Memang benar adanya beberapa penyakit disebabkan oleh suatu musim atau cuaca. Common cold,ISPA,alergi cenderung terjadi pada musim dingin. Sementara DHF (demam berdarah) atau malaria cenderung terjadi pada cuaca panas. Namun kita manusia. Bukan hewan. Manusia diberi suatu kelebihan oleh Tuhan; yaitu akal. Kita diberi kemampuan untuk berpikir. Kita tahu penyakit2 tertentu yang diakibatkan suatu musim, tapi kita bisa belajar mengatasinya untuk mencegahnya. Kita bisa membaca dsb.
Cuaca…hujan atau panas; musim salju atau musim gugur adalah suatu anugerah dari Tuhan Yang Maha Pengasih lagi Maha Penyayang yang patut kita syukuri. Bukan untuk kita kutuk. Bayangkan bila tidak ada hujan, apakah yang dapat membantu petani menyirami sawahnya?kita tidak bisa makan..sungai pun akan kekeringan..laut akan tandas,ikan di laut akan mati.akan makan apa kita hidup dalam kekeringan?
Siklus hidup akan hilang begitu saja.
Sebaliknya bila tidak ada panas..hujan terus menerus..kemungkinan kita akan dilanda banjir Nabi Nuh.

Segala fenomena alam pastilah ada risikonya. Namun itu semua adalah tanda2 kekuasaan Allah. Sesuatu yang harus kita kagumi karena merupakan tanda2 keberadaanNya. Tidak ada yang bisa mengendalikan cuaca di bumi ini selain Allah, suara halilintar, teriknya matahari, derasnya hujan hanya Allah yang mengatur.
Manusia sebagai mahluk satu-satunya yang dikaruniai akal seharusnya bisa mengatasi segala risiko yang diakibatkan cuaca, bukan hanya sekedar mengumpat.

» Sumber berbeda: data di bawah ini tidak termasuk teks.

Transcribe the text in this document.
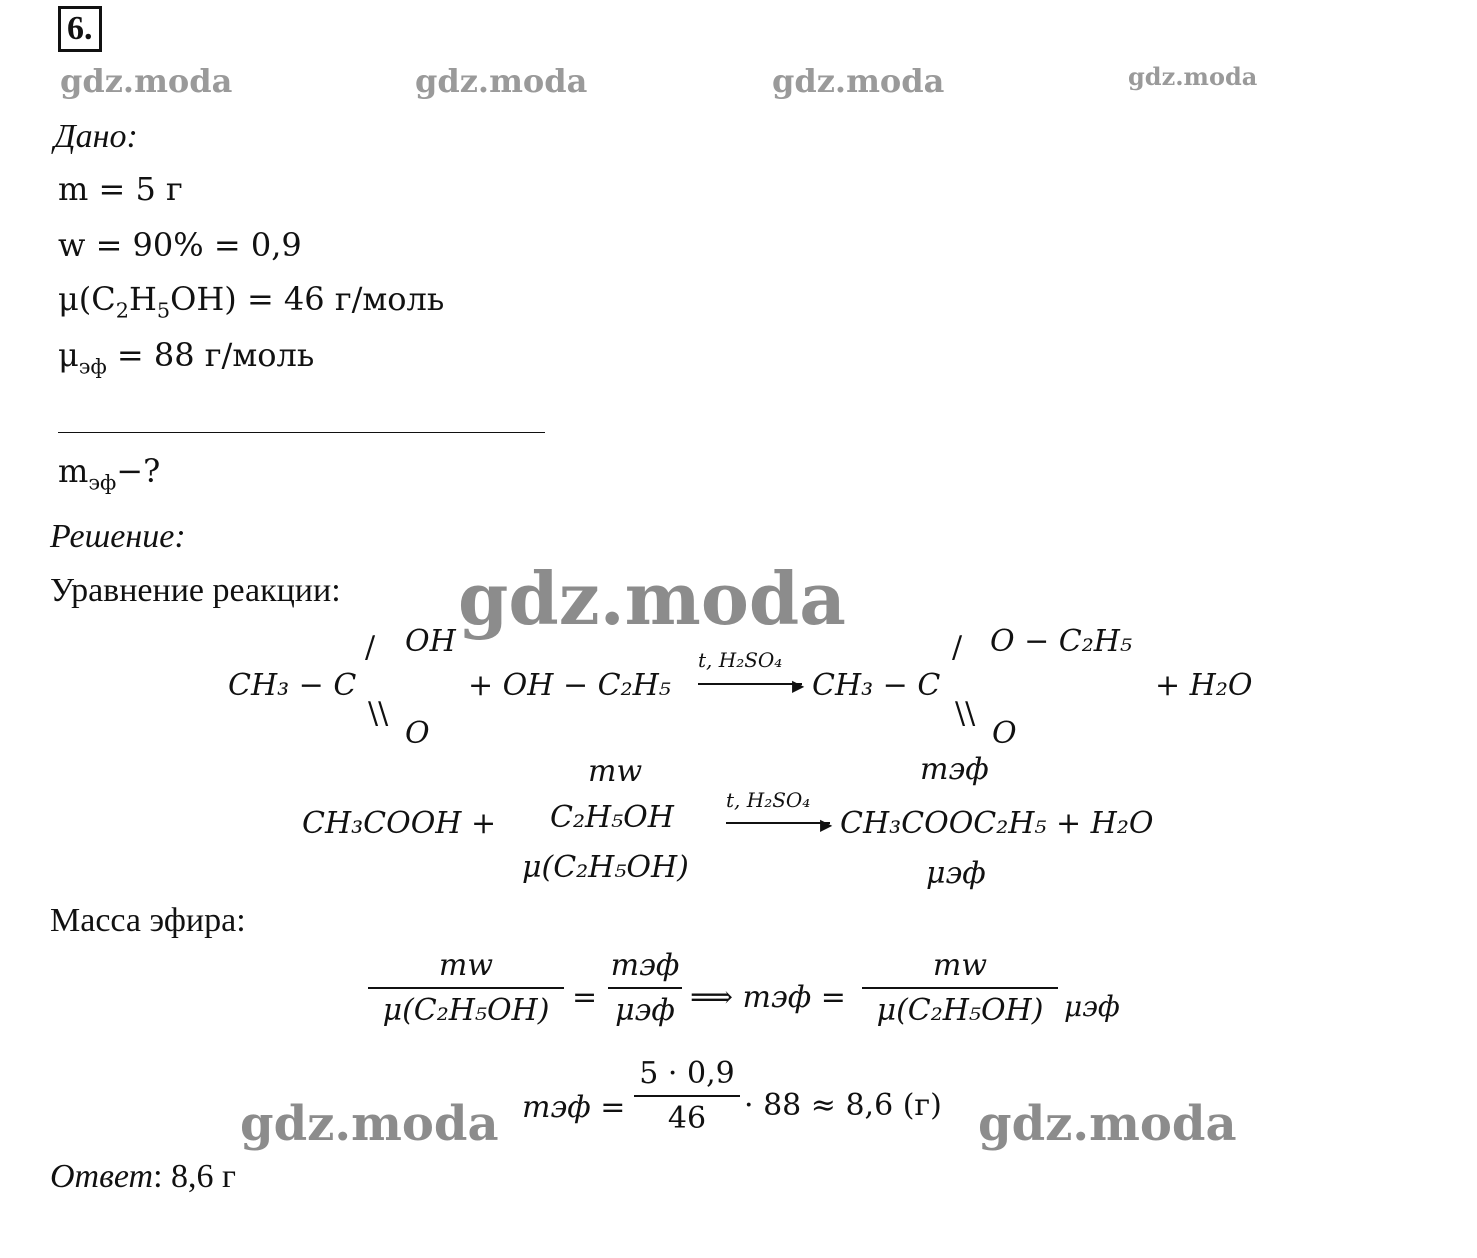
6.
gdz.moda	gdz.moda	gdz.moda	gdz.moda
Дано:
m = 5 г
w = 90% = 0,9
$\mu(C_2H_5OH) = 46$ г/моль
$\mu_{эф} = 88$ г/моль
$m_{эф}-$?
Решение:
Уравнение реакции: gdz.moda
CH₃ − C
/ OH
\\
O
+ OH − C₂H₅
t, H₂SO₄
▶ CH₃ − C
/ O − C₂H₅
\\
O
+ H₂O
mw	mэф
CH₃COOH + C₂H₅OH	t, H₂SO₄
▶ CH₃COOC₂H₅ + H₂O
μ(C₂H₅OH)	μэф
Масса эфира:
mw
μ(C₂H₅OH) =
mэф
μэф ⟹ mэф =
mw
μ(C₂H₅OH) μэф
mэф =
5 · 0,9
46	· 88 ≈ 8,6 (г)
gdz.moda	gdz.moda
Ответ: 8,6 г
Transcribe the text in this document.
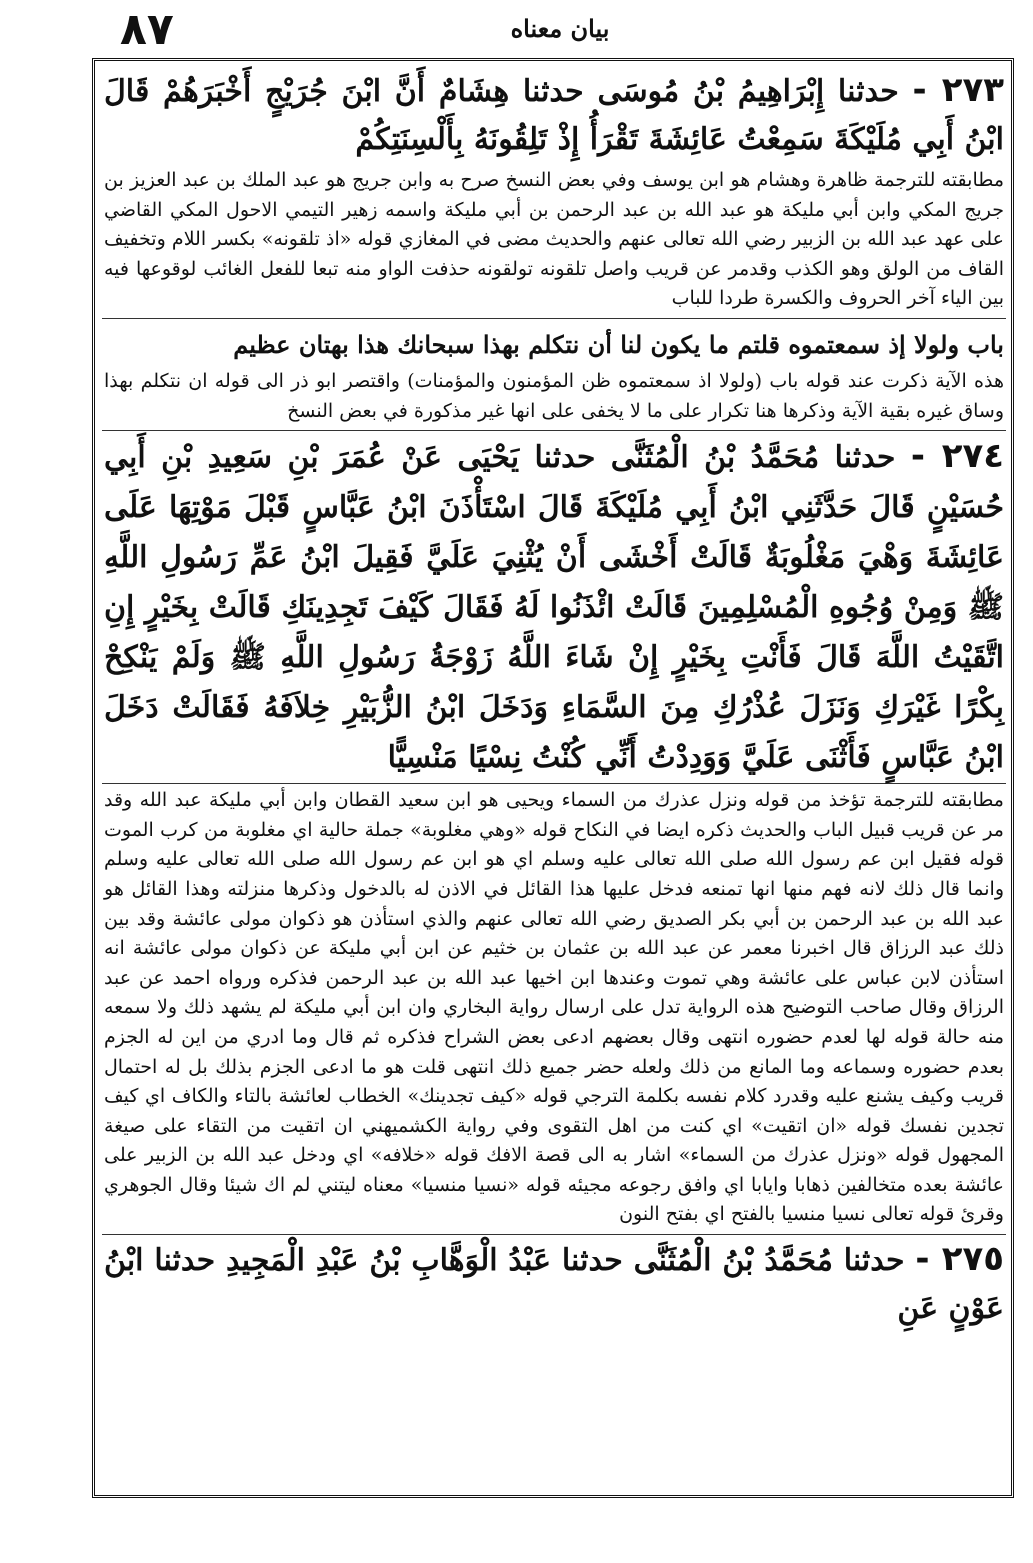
٨٧	بيان معناه

٢٧٣ - حدثنا إِبْرَاهِيمُ بْنُ مُوسَى حدثنا هِشَامٌ أَنَّ ابْنَ جُرَيْجٍ أَخْبَرَهُمْ قَالَ ابْنُ أَبِي مُلَيْكَةَ سَمِعْتُ عَائِشَةَ تَقْرَأُ إِذْ تَلِقُونَهُ بِأَلْسِنَتِكُمْ

مطابقته للترجمة ظاهرة وهشام هو ابن يوسف وفي بعض النسخ صرح به وابن جريج هو عبد الملك بن عبد العزيز بن جريج المكي وابن أبي مليكة هو عبد الله بن عبد الرحمن بن أبي مليكة واسمه زهير التيمي الاحول المكي القاضي على عهد عبد الله بن الزبير رضي الله تعالى عنهم والحديث مضى في المغازي قوله «اذ تلقونه» بكسر اللام وتخفيف القاف من الولق وهو الكذب وقدمر عن قريب واصل تلقونه تولقونه حذفت الواو منه تبعا للفعل الغائب لوقوعها فيه بين الياء آخر الحروف والكسرة طردا للباب

باب ولولا إذ سمعتموه قلتم ما يكون لنا أن نتكلم بهذا سبحانك هذا بهتان عظيم

هذه الآية ذكرت عند قوله باب (ولولا اذ سمعتموه ظن المؤمنون والمؤمنات) واقتصر ابو ذر الى قوله ان نتكلم بهذا وساق غيره بقية الآية وذكرها هنا تكرار على ما لا يخفى على انها غير مذكورة في بعض النسخ

٢٧٤ - حدثنا مُحَمَّدُ بْنُ الْمُثَنَّى حدثنا يَحْيَى عَنْ عُمَرَ بْنِ سَعِيدِ بْنِ أَبِي حُسَيْنٍ قَالَ حَدَّثَنِي ابْنُ أَبِي مُلَيْكَةَ قَالَ اسْتَأْذَنَ ابْنُ عَبَّاسٍ قَبْلَ مَوْتِهَا عَلَى عَائِشَةَ وَهْيَ مَغْلُوبَةٌ قَالَتْ أَخْشَى أَنْ يُثْنِيَ عَلَيَّ فَقِيلَ ابْنُ عَمِّ رَسُولِ اللَّهِ ﷺ وَمِنْ وُجُوهِ الْمُسْلِمِينَ قَالَتْ ائْذَنُوا لَهُ فَقَالَ كَيْفَ تَجِدِينَكِ قَالَتْ بِخَيْرٍ إِنِ اتَّقَيْتُ اللَّهَ قَالَ فَأَنْتِ بِخَيْرٍ إِنْ شَاءَ اللَّهُ زَوْجَةُ رَسُولِ اللَّهِ ﷺ وَلَمْ يَنْكِحْ بِكْرًا غَيْرَكِ وَنَزَلَ عُذْرُكِ مِنَ السَّمَاءِ وَدَخَلَ ابْنُ الزُّبَيْرِ خِلاَفَهُ فَقَالَتْ دَخَلَ ابْنُ عَبَّاسٍ فَأَثْنَى عَلَيَّ وَوَدِدْتُ أَنِّي كُنْتُ نِسْيًا مَنْسِيًّا

مطابقته للترجمة تؤخذ من قوله ونزل عذرك من السماء ويحيى هو ابن سعيد القطان وابن أبي مليكة عبد الله وقد مر عن قريب قبيل الباب والحديث ذكره ايضا في النكاح قوله «وهي مغلوبة» جملة حالية اي مغلوبة من كرب الموت قوله فقيل ابن عم رسول الله صلى الله تعالى عليه وسلم اي هو ابن عم رسول الله صلى الله تعالى عليه وسلم وانما قال ذلك لانه فهم منها انها تمنعه فدخل عليها هذا القائل في الاذن له بالدخول وذكرها منزلته وهذا القائل هو عبد الله بن عبد الرحمن بن أبي بكر الصديق رضي الله تعالى عنهم والذي استأذن هو ذكوان مولى عائشة وقد بين ذلك عبد الرزاق قال اخبرنا معمر عن عبد الله بن عثمان بن خثيم عن ابن أبي مليكة عن ذكوان مولى عائشة انه استأذن لابن عباس على عائشة وهي تموت وعندها ابن اخيها عبد الله بن عبد الرحمن فذكره ورواه احمد عن عبد الرزاق وقال صاحب التوضيح هذه الرواية تدل على ارسال رواية البخاري وان ابن أبي مليكة لم يشهد ذلك ولا سمعه منه حالة قوله لها لعدم حضوره انتهى وقال بعضهم ادعى بعض الشراح فذكره ثم قال وما ادري من اين له الجزم بعدم حضوره وسماعه وما المانع من ذلك ولعله حضر جميع ذلك انتهى قلت هو ما ادعى الجزم بذلك بل له احتمال قريب وكيف يشنع عليه وقدرد كلام نفسه بكلمة الترجي قوله «كيف تجدينك» الخطاب لعائشة بالتاء والكاف اي كيف تجدين نفسك قوله «ان اتقيت» اي كنت من اهل التقوى وفي رواية الكشميهني ان اتقيت من التقاء على صيغة المجهول قوله «ونزل عذرك من السماء» اشار به الى قصة الافك قوله «خلافه» اي ودخل عبد الله بن الزبير على عائشة بعده متخالفين ذهابا وايابا اي وافق رجوعه مجيئه قوله «نسيا منسيا» معناه ليتني لم اك شيئا وقال الجوهري وقرئ قوله تعالى نسيا منسيا بالفتح اي بفتح النون

٢٧٥ - حدثنا مُحَمَّدُ بْنُ الْمُثَنَّى حدثنا عَبْدُ الْوَهَّابِ بْنُ عَبْدِ الْمَجِيدِ حدثنا ابْنُ عَوْنٍ عَنِ
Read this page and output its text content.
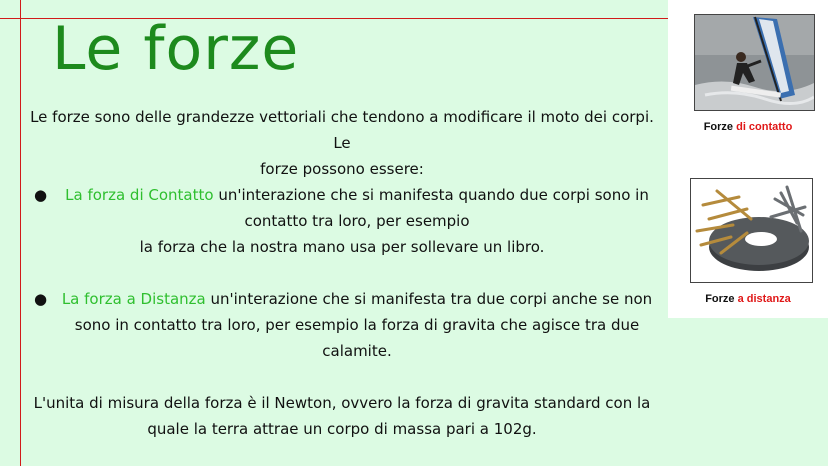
Le forze

Le forze sono delle grandezze vettoriali che tendono a modificare il moto dei corpi. Le
forze possono essere:

●	La forza di Contatto un'interazione che si manifesta quando due corpi sono in contatto tra loro, per esempio
la forza che la nostra mano usa per sollevare un libro.
● La forza a Distanza un'interazione che si manifesta tra due corpi anche se non sono in contatto tra loro, per esempio la forza di gravita che agisce tra due calamite.

L'unita di misura della forza è il Newton, ovvero la forza di gravita standard con la quale la terra attrae un corpo di massa pari a 102g.

Forze di contatto
Forze a distanza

Bila kepanasan, kita bisa menyalakan AC,kipas angin, makan es krim, mengenakan pakaian yg nyaman, atau cuci muka dan mandi.
Bila kedinginan kita bisa mengenakan sweater, minum secangkir kopi hangat, makan baso, gosok minyak kayu putih.
Bila dilanda macet, kita bisa beralih ke jalur alternatif,,,bila jalur alternatifnya macet juga masih banyak yg bisa dilakukan di kala macet: baca,mendengarkan musik, berdendang, berikan infak kepada pengamen di sekitar kita atau lebih baik lagi..istighfar!
Tak ada gunanya mengumpat yang capek juga kita sendiri dan macet tetap ada…apalagi kalau menulis kalimat umpatan yang mengutuk macet di situs jejaring sosial..tak akan ada manfaatnya!Lebih baik kita tersenyum kepada orang2 yang kita jumpai kala macet entah itu pedagang asongan, pengamen, pengemis, penyebrang jalan, atau sesama korban macet..karena senyum itu adalah amal.. 😀 itung2 kita beramal kala kena musibah macet..nah jadi banyak amalnya kan kalo terjebak macet.

  • Nikmati suara derai air hujan.
    Gemuruh petir nan bersahutan.
    Indahnya terik matahari.
    Awan berarak di langit biru.
    Matahari kerap menantang tatapan mataku.
    Namun tak ada yang menyaingi cantiknya lembayung senja.
    Manisnya uraian pelangi.
    Semuanya adalah tanda kuasa Illahi.